Erik's eyes rake Charles, and he's suddenly hyper-aware of his own sleepy blinks and half-curled posture. "Not a chance." He pulls the car into a parking space and is out rummaging around in the trunk before Charles can get his feet underneath him to help. "I did make sure we came prepared." It's a good thing, too written plainly on his face as he pulls Charles' door open and presses a sleeping bag into his arms. "Come on, then."

This probably isn't a good idea, but he's too sleepy to marshal up any arguments right now and where's the harm in it, really? Hasn't he always meant to give camping a go? Here's his perfect chance. It smells like pine, and not the least bit like rain, and frankly he doesn't fancy an unnecessary argument with Erik after the day they've had.

Erik is tromping around with a frankly unnecessary vigor. It seems best to just wait by the car until whatever mysterious requirements the man has are satisfied. "Come on, then," Erik shouts, sleepy and impatient. So much for that plan. Charles pauses to liberate his bag from the back seat and scrambles to follow Erik's zigzag path through the dark trees. He's so intent on keeping up that he nearly skids into Erik, come to an abrupt halt in a clearing close to the little river, fenced in by trees but large enough that anything coming out of them will have some distance to cross before it reaches them. "This'll do," Erik grunts, dropping to his knees to roll out his sleeping bag.

"It's practically a palace," he says and Erik snorts at him as he retreats into the woods, just far enough to get out of sight and into his pajamas.

Erik laughs outright as he emerges. "Well, now it's a proper slumber party."

"You try sleeping in wool trousers," and if he's returning Erik's grin, well, better to end this endless day on a friendly note.

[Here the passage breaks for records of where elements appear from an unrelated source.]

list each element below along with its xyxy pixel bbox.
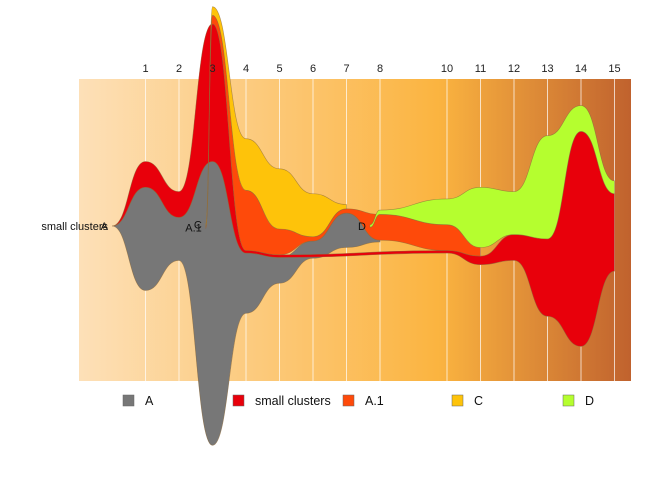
legend-key <box>562 394 575 407</box>
legend-label: A.1 <box>365 394 384 408</box>
x-tick-label: 15 <box>608 63 620 75</box>
legend-key <box>232 394 245 407</box>
series-label-d: D <box>358 221 366 233</box>
legend-key <box>451 394 464 407</box>
x-tick-label: 1 <box>142 63 148 75</box>
x-tick-label: 3 <box>209 63 215 75</box>
x-tick-label: 10 <box>441 63 453 75</box>
x-tick-label: 13 <box>541 63 553 75</box>
x-tick-label: 14 <box>575 63 587 75</box>
series-label-c: C <box>194 220 202 232</box>
legend-label: C <box>474 394 483 408</box>
x-tick-label: 8 <box>377 63 383 75</box>
legend-key <box>342 394 355 407</box>
legend-label: small clusters <box>255 394 331 408</box>
x-tick-label: 7 <box>343 63 349 75</box>
legend-label: D <box>585 394 594 408</box>
series-label-a.1: A.1 <box>185 222 202 234</box>
legend-label: A <box>145 394 154 408</box>
x-tick-label: 4 <box>243 63 249 75</box>
legend-key <box>122 394 135 407</box>
stream-d <box>369 105 615 248</box>
x-tick-label: 11 <box>475 63 486 75</box>
series-label-a: A <box>101 221 109 233</box>
x-tick-label: 12 <box>508 63 520 75</box>
x-axis-ticks: 1 2 3 4 5 6 7 8 10 11 12 13 14 15 <box>142 63 620 75</box>
x-tick-label: 5 <box>276 63 282 75</box>
x-tick-label: 6 <box>310 63 316 75</box>
stream-areas <box>111 6 615 446</box>
series-label-small-clusters: small clusters <box>41 221 108 233</box>
x-tick-label: 2 <box>176 63 182 75</box>
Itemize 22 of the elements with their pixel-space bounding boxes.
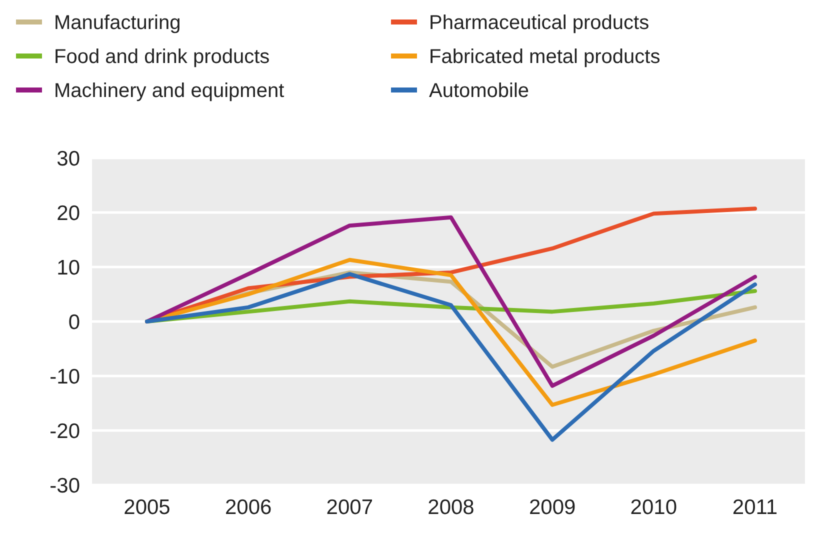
legend-label: Fabricated metal products [429, 46, 660, 68]
y-tick-label: 10 [56, 256, 80, 280]
x-tick-label: 2008 [428, 496, 474, 519]
y-tick-label: 0 [68, 310, 80, 334]
y-tick-label: 20 [56, 202, 80, 225]
line-series [145, 215, 757, 388]
legend-label: Machinery and equipment [54, 80, 285, 102]
x-tick-label: 2006 [224, 496, 272, 519]
x-tick-label: 2009 [528, 496, 576, 519]
x-tick-label: 2005 [124, 496, 170, 519]
y-tick-label: 30 [56, 147, 80, 170]
x-tick-label: 2007 [326, 496, 374, 519]
legend-label: Manufacturing [54, 12, 181, 34]
x-tick-label: 2011 [732, 496, 778, 519]
y-tick-label: -20 [50, 420, 80, 443]
y-tick-label: -10 [50, 365, 80, 388]
legend-label: Food and drink products [54, 46, 270, 68]
line-series [145, 272, 757, 442]
legend-label: Automobile [429, 80, 530, 102]
y-tick-label: -30 [50, 474, 80, 498]
x-tick-label: 2010 [630, 496, 678, 519]
legend-label: Pharmaceutical products [429, 12, 650, 34]
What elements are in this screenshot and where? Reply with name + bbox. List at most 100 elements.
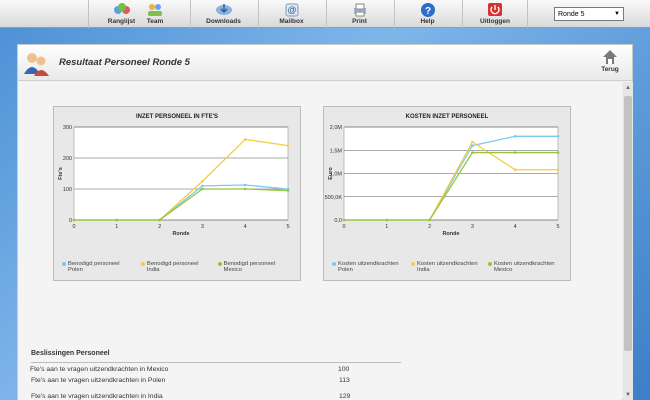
scroll-thumb[interactable] [624, 96, 632, 351]
data-point [513, 151, 517, 154]
help-icon: ? [419, 1, 437, 17]
x-tick-label: 5 [286, 224, 289, 230]
data-point [471, 144, 474, 147]
decision-row: Fte's aan te vragen uitzendkrachten in P… [31, 377, 391, 384]
nav-uitloggen[interactable]: Uitloggen [462, 0, 528, 28]
series-line [344, 151, 558, 221]
series-line [74, 188, 289, 221]
y-tick-label: 1,0M [330, 172, 343, 178]
power-icon [486, 1, 504, 17]
data-point [556, 135, 560, 138]
x-tick-label: 5 [556, 224, 559, 230]
back-button[interactable]: Terug [596, 49, 624, 79]
decision-label: Fte's aan te vragen uitzendkrachten in P… [31, 377, 166, 384]
scroll-up-icon[interactable]: ▲ [625, 85, 631, 91]
podium-icon [113, 1, 131, 17]
x-tick-label: 2 [158, 224, 161, 230]
decisions-title: Beslissingen Personeel [31, 350, 110, 357]
data-point [556, 168, 560, 172]
x-tick-label: 0 [72, 224, 75, 230]
home-icon [603, 50, 617, 64]
x-tick-label: 0 [342, 224, 345, 230]
legend-label: Benodigd personeel Mexico [223, 261, 276, 273]
legend-item: Benodigd personeel India [140, 261, 212, 273]
data-point [201, 184, 204, 188]
y-tick-label: 300 [63, 125, 72, 131]
decision-label: Fte's aan te vragen uitzendkrachten in M… [30, 366, 169, 373]
data-point [243, 187, 247, 191]
legend-dot [410, 262, 415, 266]
nav-mailbox[interactable]: @ Mailbox [258, 0, 324, 28]
data-point [385, 218, 389, 222]
round-select[interactable]: Ronde 5 ▼ [554, 7, 624, 21]
x-tick-label: 4 [244, 224, 247, 230]
x-axis-label: Ronde [172, 231, 189, 237]
x-tick-label: 4 [514, 224, 517, 230]
legend-dot [140, 262, 145, 266]
y-tick-label: 1,5M [330, 148, 343, 154]
chart-legend: Benodigd personeel Polen Benodigd person… [62, 261, 294, 273]
svg-text:?: ? [424, 6, 430, 17]
data-point [513, 135, 517, 138]
x-axis-label: Ronde [442, 231, 459, 237]
legend-dot [332, 262, 336, 266]
data-point [471, 140, 474, 144]
legend-label: Benodigd personeel India [146, 261, 199, 273]
x-tick-label: 2 [428, 224, 431, 230]
result-panel: Resultaat Personeel Ronde 5 Terug INZET … [17, 44, 633, 400]
legend-label: Kosten uitzendkrachten Polen [338, 261, 399, 273]
y-tick-label: 0 [69, 218, 72, 224]
nav-help[interactable]: ? Help [394, 0, 460, 28]
nav-label: Mailbox [279, 18, 304, 25]
data-point [513, 168, 517, 172]
nav-team[interactable]: Team [122, 0, 188, 28]
legend-label: Kosten uitzendkrachten India [416, 261, 478, 273]
chart-title: INZET PERSONEEL IN FTE'S [136, 114, 218, 120]
downloads-icon [215, 1, 233, 17]
decision-row: Fte's aan te vragen uitzendkrachten in I… [31, 393, 391, 400]
team-icon [146, 1, 164, 17]
chart-legend: Kosten uitzendkrachten Polen Kosten uitz… [332, 261, 564, 273]
y-tick-label: 0,0 [334, 218, 342, 224]
legend-item: Benodigd personeel Mexico [217, 261, 294, 273]
mailbox-icon: @ [283, 1, 301, 17]
nav-downloads[interactable]: Downloads [190, 0, 256, 28]
chart-kosten-svg: 0,0 500,0K 1,0M 1,5M 2,0M 0 1 2 3 4 5 Ronde Euro [325, 125, 560, 237]
x-tick-label: 1 [385, 224, 388, 230]
legend-item: Benodigd personeel Polen [62, 261, 135, 273]
data-point [286, 189, 290, 192]
chevron-down-icon: ▼ [614, 11, 620, 17]
data-point [243, 138, 247, 141]
page-title: Resultaat Personeel Ronde 5 [59, 57, 190, 68]
legend-item: Kosten uitzendkrachten Polen [332, 261, 405, 273]
content-area: INZET PERSONEEL IN FTE'S 0 100 200 300 0 1 2 3 4… [18, 82, 622, 400]
legend-item: Kosten uitzendkrachten Mexico [487, 261, 564, 273]
decision-value: 100 [338, 366, 350, 373]
divider [31, 362, 401, 363]
chart-fte-svg: 0 100 200 300 0 1 2 3 4 5 Ronde Fte's [58, 125, 290, 237]
nav-print[interactable]: Print [326, 0, 392, 28]
svg-text:@: @ [287, 5, 296, 15]
legend-dot [487, 262, 492, 266]
data-point [158, 218, 161, 222]
decision-value: 129 [339, 393, 351, 400]
data-point [342, 218, 346, 222]
top-navigation: Ranglijst Team Downloads @ Mailbox Print… [0, 0, 650, 28]
data-point [201, 179, 204, 183]
nav-label: Help [420, 18, 435, 25]
vertical-scrollbar[interactable]: ▲ ▼ [623, 82, 633, 400]
chart-fte: INZET PERSONEEL IN FTE'S 0 100 200 300 0 1 2 3 4… [53, 106, 301, 281]
legend-label: Kosten uitzendkrachten Mexico [493, 261, 555, 273]
y-axis-label: Fte's [58, 167, 64, 180]
legend-label: Benodigd personeel Polen [68, 261, 120, 273]
data-point [115, 218, 119, 222]
nav-label: Uitloggen [480, 18, 510, 25]
scroll-down-icon[interactable]: ▼ [625, 392, 631, 398]
data-point [471, 151, 474, 154]
y-tick-label: 200 [63, 156, 72, 162]
legend-dot [217, 262, 222, 266]
printer-icon [351, 1, 369, 17]
data-point [243, 183, 247, 187]
legend-dot [62, 262, 66, 266]
nav-ranglijst[interactable]: Ranglijst [88, 0, 154, 28]
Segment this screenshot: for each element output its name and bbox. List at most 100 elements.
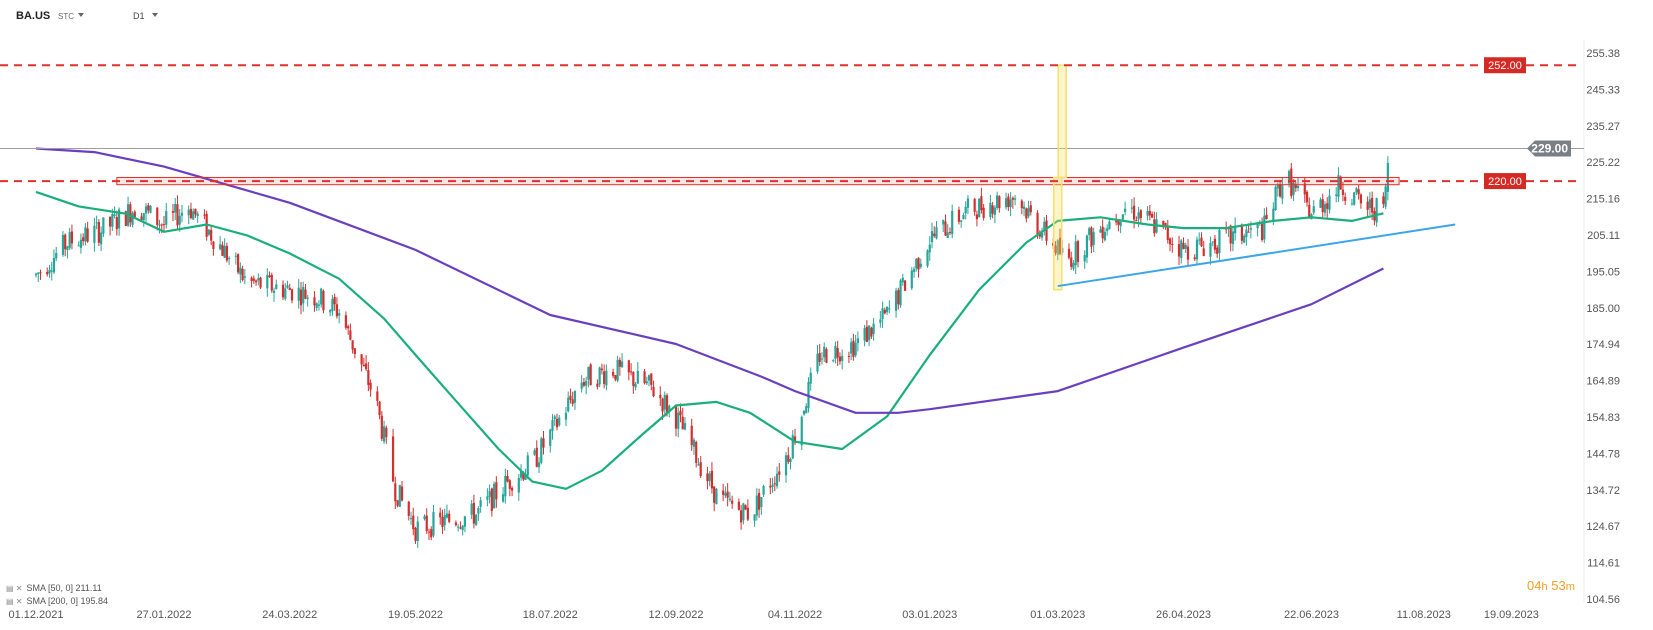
candle-body[interactable] <box>778 471 781 475</box>
candle-body[interactable] <box>885 307 889 313</box>
candle-body[interactable] <box>1245 229 1248 238</box>
candle-body[interactable] <box>1278 183 1282 197</box>
candle-body[interactable] <box>162 224 166 226</box>
candle-body[interactable] <box>472 502 475 524</box>
candle-body[interactable] <box>612 371 615 376</box>
candle-body[interactable] <box>742 503 745 521</box>
candle-body[interactable] <box>802 410 806 415</box>
level-252-tag[interactable]: 252.00 <box>1484 57 1526 74</box>
candle-body[interactable] <box>946 232 949 238</box>
candle-body[interactable] <box>692 439 696 447</box>
candle-body[interactable] <box>268 275 271 278</box>
candle-body[interactable] <box>784 455 788 476</box>
candle-body[interactable] <box>329 309 332 313</box>
candle-body[interactable] <box>266 275 269 289</box>
candle-body[interactable] <box>757 493 761 510</box>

Erik raises an eyebrow at the bottle of scotch he rummages out of his bag. "If you're planning to play spin the bottle, I'm leaving you here."

"Oh, ha ha," and that doesn't sound half so irritated as he'd meant it to. He takes a long swallow from the bottle and hands it over to Erik, who takes a judicious sip before rolling the liquid around in his mouth and spitting it.

"That's good scotch you're wasting," he says mildly, and takes another pull when Erik hands it back.

"I wouldn't have taken you for such a drinker." Erik's tone is deceptively mild in turn.

At least the dark will hide his flush. "I did promise to take measures about my eavesdropping," and if he's not meeting Erik's eyes, it's certainly because he needs to focus on rolling out his sleeping bag. "Think of it as insurance against dreams."

"Mine or yours?" Interesting; Erik's tone is more curious than closed.

"Either. Both." Charles shrugs and goes about settling in to his bedroll, ignoring Erik's interrogative eyebrow. Who knows what his mind will latch on to in this near-perfect silence when he's not awake to reign it in.

"It's really so hard to stay in your own head?"

Ah. There's a little of the edge back in Erik's tone. "Sadly, I don't come equipped with an off switch," and if he falls a bit short of jovial, well, it's late.

Erik's staring at his hands now, and Charles doesn't need his advantages to know that the man's thinking, wrongly, that his own power only comes up when called. Remarkable, that he doesn't feel his body's constant dialogue with the metal around them, an ever-present itch in Charles' mind.

That's a trouble for another day. Charles closes his eyes, surrenders to the familiar, welcome muzziness of drink. If it was enough to keep his mind close in the crowded pubs of Oxford it would – should – keep him out of his new friend's thoughts absent deliberate effort to the contrary, even if he can feel them pressing around the edges of his consciousness.

It seems, however, that Erik's not quite through with him. "I think you and I were built for the city," he says, contemplative, staring at the stars. "I wonder if there are so many of us out here because they're like our friend the surveyor, tied to nature more than industry."

Charles has his own suspicions about what might draw mutants to a place where there are often miles between houses and it's not unusual to greet unannounced guests with the barrel of a shotgun. But that, too, is a battle for another day, and one he'd be glad to lose. "Perhaps," he allows, and slips into sleep.